Apakah keindahan kaki-kaki para gadis tersebut diperoleh secara turun-menurun, sejak dari leluhur, mungkin? Mmh, kami tidak bisa menjawabnya dengan pasti. Pasalnya, terus terang, kami tidak pernah menyaksikan dengan mata telanjang seperti apa kaki gadis-gadis di negeri kami. Bayangkan saja, gadis-gadis kami lebih banyak berkurung di rumah. Paling, selepas mandi senja, gadis-gadis kami duduk dan saling bercengkerama di beranda. Lebih daripada itu, tubuh gadis-gadis kami—termasuk kaki mereka, tentu—senantiasa digelungi kain. Tak ada sedikit pun celah bagi kami untuk melihat bagian tubuh gadis-gadis kami, kecuali wajah mereka yang lembut dengan rambut terkepang.
Terus? Segalanya bermula sejak kedatangan perempuan separuh baya yang sepasang kakinya selalu tertutup. Perempuan separuh baya yang sepasang kakinya selalu tertutup? Sebelumnya, harap diketahui, keramahan kami menjamu tamu tiada tandingnya, terlebih-lebih mendapatkan kenyataan bahwa negeri kami langka disambangi tamu. Oleh karena itu, sekali-kali tiada boleh kami menaruh curiga pada setiap tamu yang berkunjung ke negeri kami, termasuk perempuan separuh baya yang sepasang kakinya selalu tertutup itu. Selain itu, kami memiliki kepercayaan jika tamu adalah sumur rezeki.
Dan itu terbukti! Ya, tak dinyana, tamu kami, perempuan separuh baya yang sepasang kakinya selalu tertutup itu menjadi sosok utama di balik kemasyhuran negeri kami kemudian. Siapa sesungguhnya dia? Peri cantik, dewi kebaikan? Dari mana muasalnya? Turun dari kahyangan? Bagi kami akhirnya, tidak penting lagi apa sebabnya. Yang jelas, sejak kehadirannya, negeri kami bak tersentak dari tidur panjang, utamanya gadis-gadis kami. Perempuan separuh baya yang sepasang kakinya selalu tertutup itu, ah: kata-katanya mengandung kekuatan luar biasa.

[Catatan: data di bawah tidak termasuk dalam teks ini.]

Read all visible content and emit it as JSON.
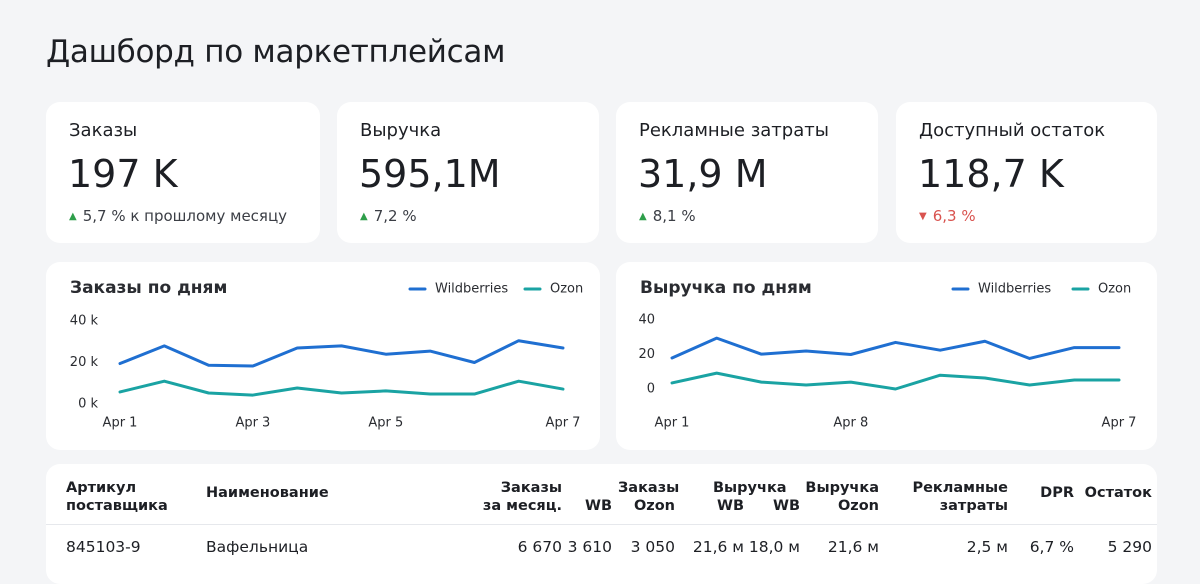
{
  "header": {
    "title": "Дашборд по маркетплейсам"
  },
  "kpis": [
    {
      "title": "Заказы",
      "value": "197 K",
      "change": "5,7 % к прошлому месяцу",
      "direction": "up"
    },
    {
      "title": "Выручка",
      "value": "595,1M",
      "change": "7,2 %",
      "direction": "up"
    },
    {
      "title": "Рекламные затраты",
      "value": "31,9 M",
      "change": "8,1 %",
      "direction": "up"
    },
    {
      "title": "Доступный остаток",
      "value": "118,7 K",
      "change": "6,3 %",
      "direction": "down"
    }
  ],
  "chart_data": [
    {
      "type": "line",
      "title": "Заказы по дням",
      "categories": [
        "Apr 1",
        null,
        null,
        "Apr 3",
        null,
        null,
        "Apr 5",
        null,
        null,
        null,
        "Apr 7"
      ],
      "series": [
        {
          "name": "Wildberries",
          "color": "#1f6fd1",
          "values": [
            19.5,
            28,
            18.7,
            18.3,
            27,
            28,
            24,
            25.5,
            20,
            30.5,
            27
          ]
        },
        {
          "name": "Ozon",
          "color": "#1aa3a3",
          "values": [
            5.8,
            11,
            5.3,
            4.3,
            7.7,
            5.3,
            6.3,
            4.8,
            4.8,
            11,
            7.2
          ]
        }
      ],
      "ylim": [
        0,
        40
      ],
      "yticks": [
        {
          "value": 0,
          "label": "0 k"
        },
        {
          "value": 20,
          "label": "20 k"
        },
        {
          "value": 40,
          "label": "40 k"
        }
      ],
      "legend": "top-right"
    },
    {
      "type": "line",
      "title": "Выручка по дням",
      "categories": [
        "Apr 1",
        null,
        null,
        null,
        "Apr 8",
        null,
        null,
        null,
        null,
        null,
        "Apr 7"
      ],
      "series": [
        {
          "name": "Wildberries",
          "color": "#1f6fd1",
          "values": [
            18,
            29.5,
            20.2,
            22,
            20,
            27,
            22.5,
            27.7,
            17.7,
            24,
            24
          ]
        },
        {
          "name": "Ozon",
          "color": "#1aa3a3",
          "values": [
            3.5,
            9.2,
            4,
            2.3,
            4,
            0,
            8,
            6.4,
            2.3,
            5.2,
            5.2
          ]
        }
      ],
      "ylim": [
        0,
        40
      ],
      "yticks": [
        0,
        20,
        40
      ],
      "legend": "top-right"
    }
  ],
  "table": {
    "headers": [
      "Артикул\nпоставщика",
      "Наименование",
      "Заказы\nза месяц.",
      "Заказы",
      "WB",
      "Ozon",
      "Выручка",
      "WB",
      "WB",
      "Выручка\nOzon",
      "Рекламные\nзатраты",
      "DPR",
      "Остаток"
    ],
    "rows": [
      [
        "845103-9",
        "Вафельница",
        "6 670",
        "3 610",
        "3 050",
        "21,6 м",
        "18,0 м",
        "21,6 м",
        "2,5 м",
        "6,7 %",
        "5 290"
      ]
    ]
  }
}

Gadis-gadis di negeri ini harus diberdayakan! Tahukah kalian, hidup-mati sebuah negeri ditentukan oleh kaum hawa. Jangan berpangku tangan! Jangan menyimpan kaki! Hayo, melangkah, melangkah. Kaki, kaki. Kalian tak akan beranjak ke mana-mana kalau kaki tidak dipergunakan. Mulai dari sekarang, kalau kalian ingin terpandang, negeri ini tersohor, ya pergunakan kaki. Kaki, kaki…
Begitulah pertama kali ia memperdengarkan suaranya yang tegas, bertenaga, tapi tetap terasa bersahabat. Tempo itu, mata perempuan separuh baya yang sepasang kakinya selalu tertutup itu berpijar. Bibirnya merah berkilau-kilau. Dengan wajah yang menyala, ia kepalkan tangan ke udara. Kakinya dientak-entak ke tanah. Kaki, kaki! Lantas, suara-suara bergemuruh. Angin bergelora, mengembara sampai ke sebalik gaun perempuan separuh baya yang sepasang kakinya selalu tertutup itu. Andai angin adalah mulut yang nyinyir, ia sebenar hendak berbisik, betapa buram dan menjengkelkan sepasang kaki perempuan ini!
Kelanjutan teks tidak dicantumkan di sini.